L’uguaglianza di genere è una problematica di grande rilevanza che tocca la società nel suo complesso. Nel mondo del lavoro la partecipazione femminile è sistematicamente minore rispetto a quella maschile, e le lavoratrici sono spesso soggette ad un trattamento di sfavore rispetto ai colleghi uomini, sia a livello di retribuzione che di condizioni lavorative. In particolare, l’assenza di un congedo di paternità (fruibile subito dopo la nascita o l’adozione di un figlio) e la possibilità di trasferire dal padre alla madre il congedo parentale (nei primi anni di vita dei figli) scaricano sulle donne i compiti di assistenza per i nuovi nati, rendendole meno competitive nel mercato del lavoro e danneggiando il loro avanzamento di carriera.

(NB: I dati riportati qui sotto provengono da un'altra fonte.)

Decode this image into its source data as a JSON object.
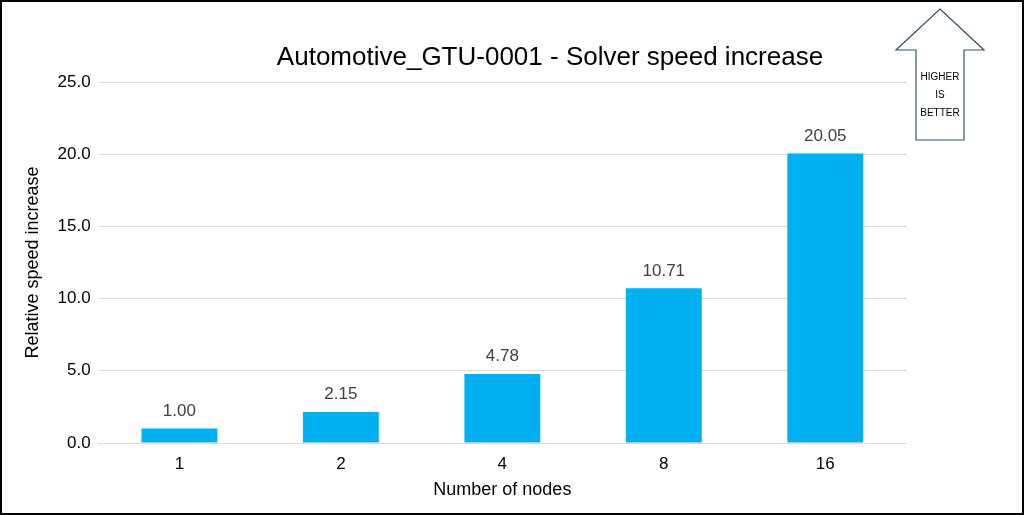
{
  "chart_data": {
    "type": "bar",
    "title": "Automotive_GTU-0001 - Solver speed increase",
    "x_label": "Number of nodes",
    "y_label": "Relative speed increase",
    "categories": [
      "1",
      "2",
      "4",
      "8",
      "16"
    ],
    "values": [
      1,
      2.15,
      4.78,
      10.71,
      20.05
    ],
    "value_labels": [
      "1.00",
      "2.15",
      "4.78",
      "10.71",
      "20.05"
    ],
    "color": "#00b0f0",
    "ylim": [
      0,
      25
    ],
    "yticks": [
      {
        "value": 0,
        "label": "0.0"
      },
      {
        "value": 5,
        "label": "5.0"
      },
      {
        "value": 10,
        "label": "10.0"
      },
      {
        "value": 15,
        "label": "15.0"
      },
      {
        "value": 20,
        "label": "20.0"
      },
      {
        "value": 25,
        "label": "25.0"
      }
    ],
    "grid": true,
    "data_labels": true,
    "annotation": "HIGHER IS BETTER"
  }
}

Uno studio di Eurobarometro del 2018 mostra infatti che il 42% delle donne europee ritiene che i congedi parentali abbiano un impatto negativo sulla propria carriera. Risulta poi che, per non rinunciare alla maggiore fonte di reddito familiare, il 59% dei padri europei dichiara di non aver fatto né pensato di fare domanda per il congedo di paternità. Ciò implica, per le madri, una prolungata assenza dal mondo del lavoro, creando difficoltà nel reinserimento e contribuendo a mantenere alta la differenza salariale tra uomini e donne. A noi, di Europea, piace invece sognare un’Europa dove le donne possano rivestire dei ruoli chiave ai vertici delle istituzioni e dell’economia.

Lo status quo in Europa

Ad oggi, quasi tutti i paesi europei prevedono un congedo parentale o di paternità, ma la durata e la compensazione variano su base nazionale. La maggioranza dei paesi dell’Unione prevede per gli uomini un breve congedo per la nascita di un figlio: solo 17 stati membri concedono due settimane di congedo di paternità, che vengono retribuito almeno al 66% dello stipendio solo in 13 casi.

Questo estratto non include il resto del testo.